On Saturday, Graham wondered why some entrepreneurs succeed and others don’t.
“Someone asked me what is the most dependent on luck thing in startups. I answered: if you deserve it. Only a small fraction of people,” he Tweet.
When asked to describe in one word the key characteristic, he answered, “determined,” as it is “very common” for a person suitable for launching startups to “succeed only on the third or fourth attempt. ”
But, he added, it is not clear who has this quality. “If it was,” he said, “YC would have a much higher success rate.”
In a Twitter user asked, “Are you saying this is something you can’t change? Something you can’t do better?”
Graham ANSWERED, “If you’re good at it, you’ll be better at it. But you can’t get much better at fitting it. “
In the case of Airbnb, the determination of its founders impressed Graham more than their business idea. Brian Chesky, Joe Gebbia, and Nathan Blecharczyk launched the company in 2008 but were rejected by venture capitalists. Graham, too, is skeptical of the idea that people would invite strangers to stay in their home.
But then Graham saw the determination of the builders. Facing rejection from potential backers, now-CEO Chesky and his partners instead raised funds from their own customers. by selling them $40 cereal boxes. The team custom-designed and hand-glued the boxes to feature former presidential candidates Barack Obama and John McCain, offering them as a breakfast option to Airbnb customers, some of its first people who attended the Democratic and Republican national conventions. The boxes proved popular and sold unexpectedly well.

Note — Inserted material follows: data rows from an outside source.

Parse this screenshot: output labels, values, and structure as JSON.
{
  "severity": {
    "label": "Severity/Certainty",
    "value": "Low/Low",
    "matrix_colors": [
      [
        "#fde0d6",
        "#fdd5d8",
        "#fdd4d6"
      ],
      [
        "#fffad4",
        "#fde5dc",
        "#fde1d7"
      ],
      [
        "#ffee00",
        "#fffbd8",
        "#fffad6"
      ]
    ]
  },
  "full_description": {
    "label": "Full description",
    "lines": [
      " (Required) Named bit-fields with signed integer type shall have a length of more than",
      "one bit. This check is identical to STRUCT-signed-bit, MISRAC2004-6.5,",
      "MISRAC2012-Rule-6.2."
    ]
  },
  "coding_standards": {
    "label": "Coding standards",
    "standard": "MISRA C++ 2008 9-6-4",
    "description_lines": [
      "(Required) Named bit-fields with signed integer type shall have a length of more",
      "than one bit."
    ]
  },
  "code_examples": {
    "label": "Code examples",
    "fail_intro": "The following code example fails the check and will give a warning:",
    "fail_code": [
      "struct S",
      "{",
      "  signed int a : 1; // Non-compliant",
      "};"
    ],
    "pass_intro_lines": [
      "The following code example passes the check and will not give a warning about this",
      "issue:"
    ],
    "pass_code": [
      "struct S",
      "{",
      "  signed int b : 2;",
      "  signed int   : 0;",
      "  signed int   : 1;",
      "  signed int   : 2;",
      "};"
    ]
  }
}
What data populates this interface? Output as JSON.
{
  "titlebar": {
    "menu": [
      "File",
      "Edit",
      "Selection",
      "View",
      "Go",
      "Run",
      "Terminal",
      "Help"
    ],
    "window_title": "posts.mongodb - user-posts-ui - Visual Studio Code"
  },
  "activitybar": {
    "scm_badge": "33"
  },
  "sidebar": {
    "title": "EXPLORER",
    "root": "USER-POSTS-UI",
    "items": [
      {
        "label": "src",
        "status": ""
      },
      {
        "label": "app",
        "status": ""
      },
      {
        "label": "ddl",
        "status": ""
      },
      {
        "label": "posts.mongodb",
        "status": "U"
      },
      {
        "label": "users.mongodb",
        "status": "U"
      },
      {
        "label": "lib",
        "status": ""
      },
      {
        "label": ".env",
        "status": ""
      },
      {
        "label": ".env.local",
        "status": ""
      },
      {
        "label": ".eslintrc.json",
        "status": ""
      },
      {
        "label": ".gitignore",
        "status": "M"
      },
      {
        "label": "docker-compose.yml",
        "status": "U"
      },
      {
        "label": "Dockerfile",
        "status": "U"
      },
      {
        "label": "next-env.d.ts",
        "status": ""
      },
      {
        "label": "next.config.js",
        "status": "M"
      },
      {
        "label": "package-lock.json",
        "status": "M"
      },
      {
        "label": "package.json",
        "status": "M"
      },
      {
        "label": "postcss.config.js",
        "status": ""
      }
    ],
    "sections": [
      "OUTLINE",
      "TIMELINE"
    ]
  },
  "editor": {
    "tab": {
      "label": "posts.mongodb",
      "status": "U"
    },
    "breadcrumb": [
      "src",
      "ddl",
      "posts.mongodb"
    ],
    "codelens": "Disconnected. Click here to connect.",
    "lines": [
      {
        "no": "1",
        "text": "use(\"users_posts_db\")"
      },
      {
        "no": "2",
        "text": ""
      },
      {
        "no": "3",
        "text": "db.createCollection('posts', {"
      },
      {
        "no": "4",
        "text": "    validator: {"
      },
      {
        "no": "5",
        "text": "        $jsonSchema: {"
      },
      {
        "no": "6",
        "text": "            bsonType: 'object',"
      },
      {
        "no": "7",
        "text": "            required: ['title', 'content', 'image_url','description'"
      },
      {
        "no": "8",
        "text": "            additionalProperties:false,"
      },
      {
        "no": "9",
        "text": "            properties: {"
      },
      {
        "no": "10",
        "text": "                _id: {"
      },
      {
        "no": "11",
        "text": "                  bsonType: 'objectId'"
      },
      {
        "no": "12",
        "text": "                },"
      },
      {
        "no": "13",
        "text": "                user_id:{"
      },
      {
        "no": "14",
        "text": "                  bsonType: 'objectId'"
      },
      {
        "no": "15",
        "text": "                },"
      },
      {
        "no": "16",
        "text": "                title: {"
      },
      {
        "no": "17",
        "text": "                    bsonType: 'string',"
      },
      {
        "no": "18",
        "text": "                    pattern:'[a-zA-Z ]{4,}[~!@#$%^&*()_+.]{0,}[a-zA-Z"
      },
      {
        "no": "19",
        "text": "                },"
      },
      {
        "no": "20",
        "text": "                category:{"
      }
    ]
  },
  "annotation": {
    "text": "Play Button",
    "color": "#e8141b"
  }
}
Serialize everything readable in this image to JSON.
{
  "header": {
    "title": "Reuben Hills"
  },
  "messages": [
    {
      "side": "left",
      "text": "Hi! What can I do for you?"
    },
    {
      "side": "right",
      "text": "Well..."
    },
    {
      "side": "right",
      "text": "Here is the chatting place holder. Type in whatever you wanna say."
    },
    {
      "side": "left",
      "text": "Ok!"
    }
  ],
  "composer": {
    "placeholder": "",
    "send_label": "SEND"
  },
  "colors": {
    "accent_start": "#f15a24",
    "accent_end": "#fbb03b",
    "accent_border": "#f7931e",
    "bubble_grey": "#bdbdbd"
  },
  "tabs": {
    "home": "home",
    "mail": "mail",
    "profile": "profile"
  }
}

Like Chesky recalls at a recent Stanford Graduate School of Business event, Graham asked the founders about the boxes at the end of their interview, which turned out to be awkward. They replied, “This is how we financed the company because no other investors gave us money.”
Graham was suddenly impressed. “Well if you figure out how to get people to pay $40 for a $4 box of cereal, maybe, just maybe, you can convince strangers to live with each other,” he told them.
Y Combinator then invested in Airbnb, which now has a market cap of nearly $70 billion.